Workplace tornado shelters are meeting a growing demand for safety and compliance. Although the odds of a tornado hitting your jobsite are less than 2 percent, this seemingly negligible risk has a cumulative effect that inevitably lands your jobsite on the “lose a turn” spot at the Game of Life. Tornado Alley is widening, and now includes much of the Southeast and Mid-Atlantic. Moreover, most construction sites are positioned in the Deep South, the nexus for severe weather in the nation.
Jobsite Hazards Are Growing, Protect Your Employees With a Workplace Tornado Shelter
Heavy construction is one of the nation’s most hazardous occupations. Unsecured scaffolding, construction equipment, and distracted workers exacerbate working perils on unsteady ground with an increased propensity for destruction in storm season. Most tornadoes occur in the early afternoon as employees return from lunch, the disadvantage of weary workers paying more attention to the clock than weather alerts. Like OSHA agents, tornadoes often come unannounced and don’t discriminate when teaching hard life lessons. Protecting your workers with temporary steel protection engenders peace of mind and reassurance that they are protected against insurmountable odds.

Heavy industries aren’t the only jobsites needing tornado protection. Businesses, shopping centers, and smaller office complexes remain vulnerable to tornadic activity. Workers jamming to music with earbuds while they bang out spreadsheets are clueless to the nasty weather streaming into town as they scramble to hit their browser’s incognito mode whenever the boss walks by. Moreover, most companies have a zero-tolerance cellphone policy, so otherwise enabled weather notifications are silenced as they type away into oblivion should a tornado touchdown nearby. Even well-informed and vigilant employees, like reporters and meteorologists, can find themselves at the business end of a quickly descending funnel cloud. An Orlando TV meteorologist who was urging residents to shelter from an incoming storm was caught off guard when a tornado hit his station during a live broadcast. Fortunately, the tornado spared the news station from serious damages or injuries.
What are Tornado Procedures in the Workplace?

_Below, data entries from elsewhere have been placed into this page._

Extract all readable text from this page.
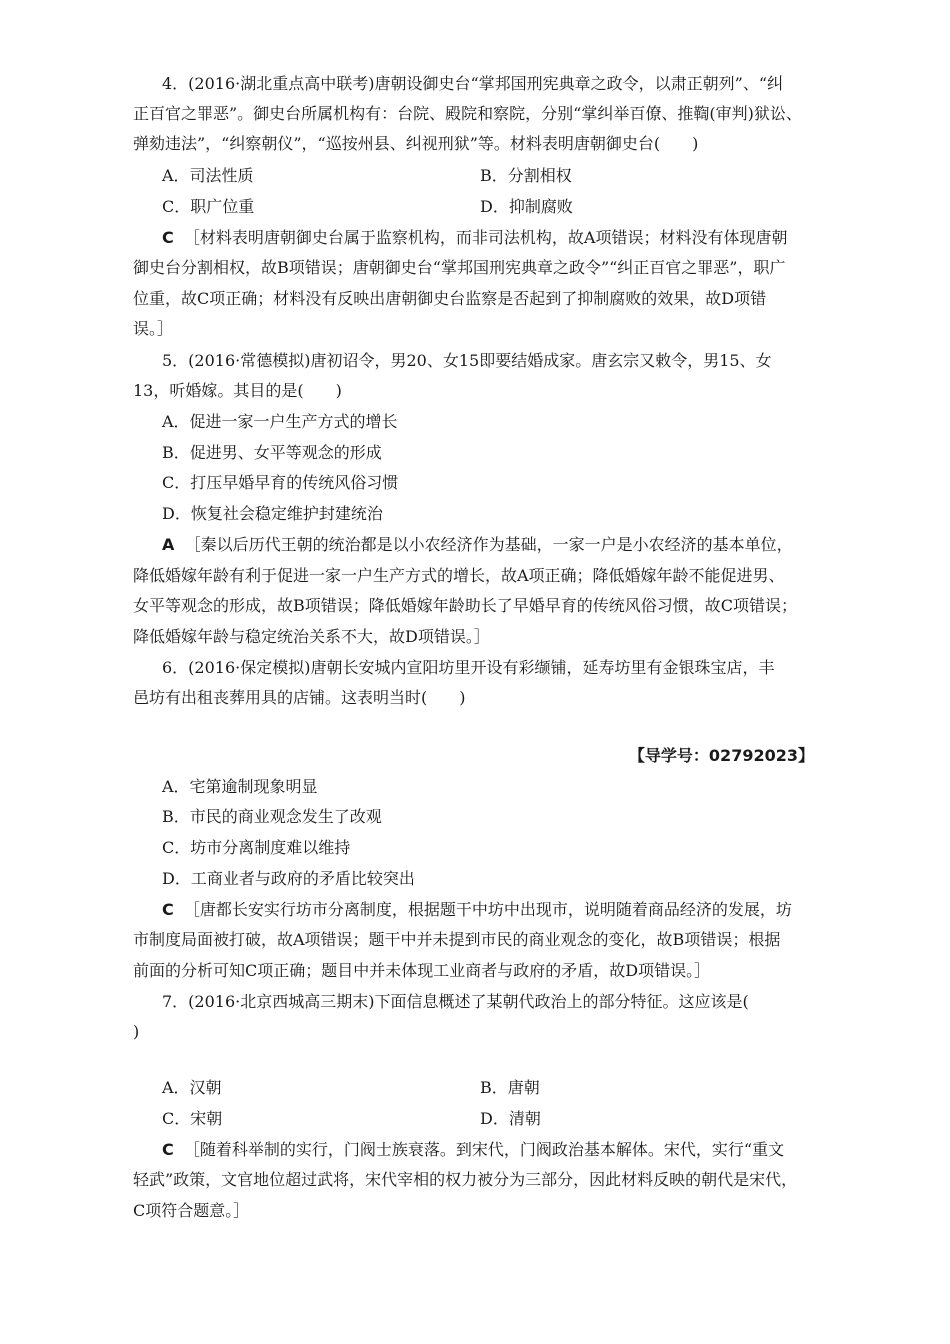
4．(2016·湖北重点高中联考)唐朝设御史台“掌邦国刑宪典章之政令，以肃正朝列”、“纠
正百官之罪恶”。御史台所属机构有：台院、殿院和察院，分别“掌纠举百僚、推鞫(审判)狱讼、
弹劾违法”，“纠察朝仪”，“巡按州县、纠视刑狱”等。材料表明唐朝御史台(　　)
A．司法性质	B．分割相权
C．职广位重	D．抑制腐败
C ［材料表明唐朝御史台属于监察机构，而非司法机构，故A项错误；材料没有体现唐朝
御史台分割相权，故B项错误；唐朝御史台“掌邦国刑宪典章之政令”“纠正百官之罪恶”，职广
位重，故C项正确；材料没有反映出唐朝御史台监察是否起到了抑制腐败的效果，故D项错
误。］
5．(2016·常德模拟)唐初诏令，男20、女15即要结婚成家。唐玄宗又敕令，男15、女
13，听婚嫁。其目的是(　　)
A．促进一家一户生产方式的增长
B．促进男、女平等观念的形成
C．打压早婚早育的传统风俗习惯
D．恢复社会稳定维护封建统治
A ［秦以后历代王朝的统治都是以小农经济作为基础，一家一户是小农经济的基本单位，
降低婚嫁年龄有利于促进一家一户生产方式的增长，故A项正确；降低婚嫁年龄不能促进男、
女平等观念的形成，故B项错误；降低婚嫁年龄助长了早婚早育的传统风俗习惯，故C项错误；
降低婚嫁年龄与稳定统治关系不大，故D项错误。］
6．(2016·保定模拟)唐朝长安城内宣阳坊里开设有彩缬铺，延寿坊里有金银珠宝店，丰
邑坊有出租丧葬用具的店铺。这表明当时(　　)
【导学号：02792023】
A．宅第逾制现象明显
B．市民的商业观念发生了改观
C．坊市分离制度难以维持
D．工商业者与政府的矛盾比较突出
C ［唐都长安实行坊市分离制度，根据题干中坊中出现市，说明随着商品经济的发展，坊
市制度局面被打破，故A项错误；题干中并未提到市民的商业观念的变化，故B项错误；根据
前面的分析可知C项正确；题目中并未体现工业商者与政府的矛盾，故D项错误。］
7．(2016·北京西城高三期末)下面信息概述了某朝代政治上的部分特征。这应该是(
)
A．汉朝	B．唐朝
C．宋朝	D．清朝
C ［随着科举制的实行，门阀士族衰落。到宋代，门阀政治基本解体。宋代，实行“重文
轻武”政策，文官地位超过武将，宋代宰相的权力被分为三部分，因此材料反映的朝代是宋代，
C项符合题意。］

Company safety managers or human resource officers should develop storm evacuation plans for regular employee rehearsal. In the event of a tornado, employees should shelter in a small, windowless room or hallway while avoiding windows, doors, and exterior walls. Workers should never attempt to flee a tornado in their car or shelter in wide-open areas. Superior tornado protection requires a steel solution. Our rapidly-deployable mobile workplace tornado shelters give harried workers the breathing room for safe and effective evacuation without draining your bottom line. Project managers can easily locate temporary tornado shelter rentals in an easily accessible corridor away from daily operations but close enough for a prompt response.
Do Above-Ground Tornado Shelters Actually Work?
Above-ground tornado shelters are a practical solution for a growing weather dilemma. We’ve diligently researched disturbing, yet growing storm trends, and best building practices in engineering steel fortified protection without superfluous upcharges. We engineer our industry-leading tornado shelters with 1/4″ steel paneling and fortified steel welds, offering maximum protection against 250-mile-per-hour winds. Furthermore, our EF-5 Rated Tornado Shelters meet FEMA, OSHA, IBC and ICC-500 storm shelter requirements and compliance standards.
Where are Workplace Tornado Shelters Required?

Although not federally required, the IBC mandates workplace tornado shelters be included in every company’s jobsite safety plan. While it’s extremely rare, there are a few isolated events when workers have succumbed to injuries in a tornado shelter, although these incidents were more related to improper application or an unsecured door allowing a structural breach. Moreover, workplace tornado shelters give workers provide better protection than ad hoc shelters, such as mobile work trailers, portable bathrooms, and work trucks.